To honor these men, Representative Mike Honda (D-CA) took to the floor of the House on October 13th:
Mr. HONDA. Mr. Speaker, I rise today to honor veterans from America's greatest generation and thank the Government of Japan for recognizing the sacrifices of these men. On Saturday, October 15, seven former members of the U.S. Army and Army Air Corps, who fought in the Battle for the Philippines at the start of World War II, from December 1941 to May 1942, will travel to Tokyo as guests of the Japanese government. These brave soldiers and airmen were all prisoners of war of Imperial Japan.
The conditions in which they were held are unimaginable. Their first trip to Japan was on aging freighters called "Hellships,'' where the men were loaded into suffocating holds with little space, water, food, or sanitation. At the POW camps in the Philippines, Japan and China, they suffered unmerciful abuse aggravated by the lack of food, medical care, clothing, and appropriate housing.
Each POW also became a slave laborer at the mines, factories, smelters, and docks of Japan's largest companies, including Mitsui, Nippon Steel, Showa Denko, Mitsubishi, and Japan Metals & Chemicals Company. In the end, nearly 40% of the American POWs of Japan perished; compared to the two percent of those in Nazi Germany's POW camps.

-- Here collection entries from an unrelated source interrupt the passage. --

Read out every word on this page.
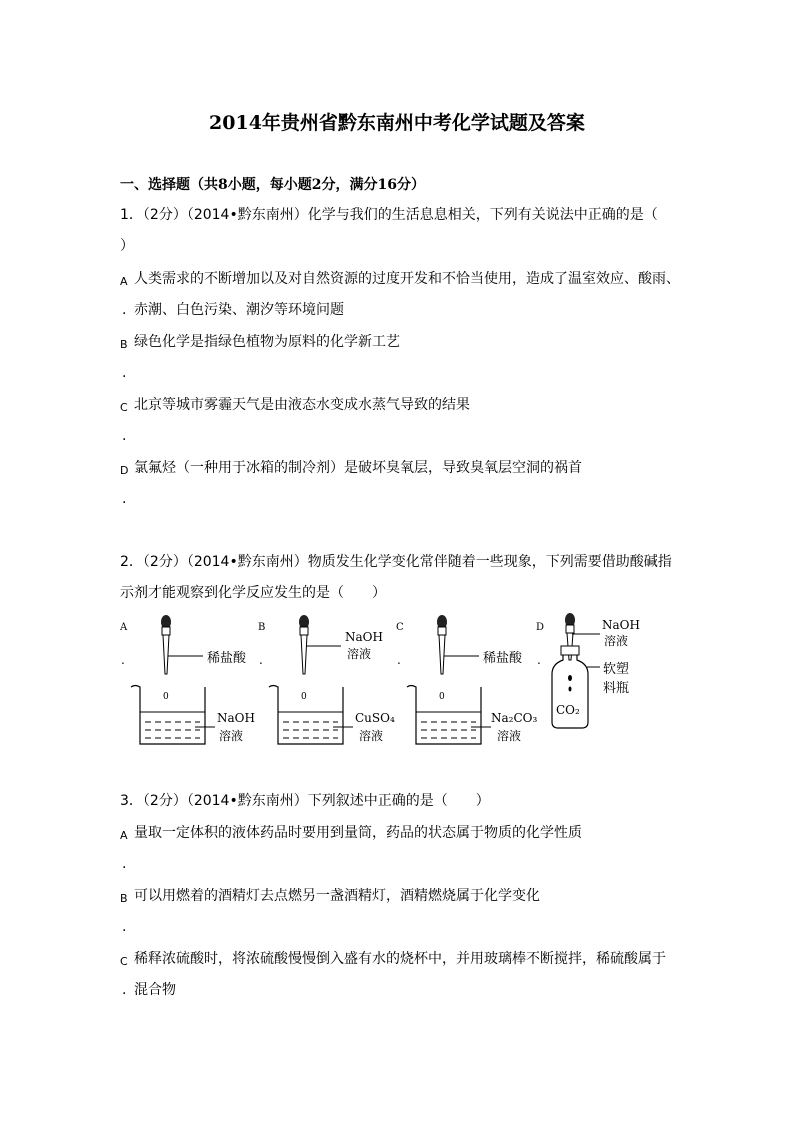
2014年贵州省黔东南州中考化学试题及答案
一、选择题（共8小题，每小题2分，满分16分）
1．（2分）（2014•黔东南州）化学与我们的生活息息相关，下列有关说法中正确的是（
）
A 人类需求的不断增加以及对自然资源的过度开发和不恰当使用，造成了温室效应、酸雨、
. 赤潮、白色污染、潮汐等环境问题
B 绿色化学是指绿色植物为原料的化学新工艺
.
C 北京等城市雾霾天气是由液态水变成水蒸气导致的结果
.
D 氯氟烃（一种用于冰箱的制冷剂）是破坏臭氧层，导致臭氧层空洞的祸首
.
2．（2分）（2014•黔东南州）物质发生化学变化常伴随着一些现象，下列需要借助酸碱指
示剂才能观察到化学反应发生的是（　　）
A
.	稀盐酸
0
NaOH
溶液
B
.
NaOH
溶液
0
CuSO₄
溶液
C
.	稀盐酸
0
Na₂CO₃
溶液
D
.
NaOH
溶液
CO₂
软塑
料瓶
3．（2分）（2014•黔东南州）下列叙述中正确的是（　　）
A 量取一定体积的液体药品时要用到量筒，药品的状态属于物质的化学性质
.
B 可以用燃着的酒精灯去点燃另一盏酒精灯，酒精燃烧属于化学变化
.
C 稀释浓硫酸时，将浓硫酸慢慢倒入盛有水的烧杯中，并用玻璃棒不断搅拌，稀硫酸属于
. 混合物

The men traveling to Japan this weekend include five residents of California, one from Arizona and one from Missouri. There are two survivors of the infamous Bataan Death March and four who were captured during the surrender of Corregidor. Furthermore, two of the veterans believe that they were subject to medical experimentation.
In September 2010, the Japanese government delivered to the first American POW delegation an official apology for the damage and suffering these men endured. Although the Japanese government had hosted POWs from U.S. wartime Allies, this was the first trip to Japan for American POWs. It was also the first official apology to any prisoners of war held by Japan.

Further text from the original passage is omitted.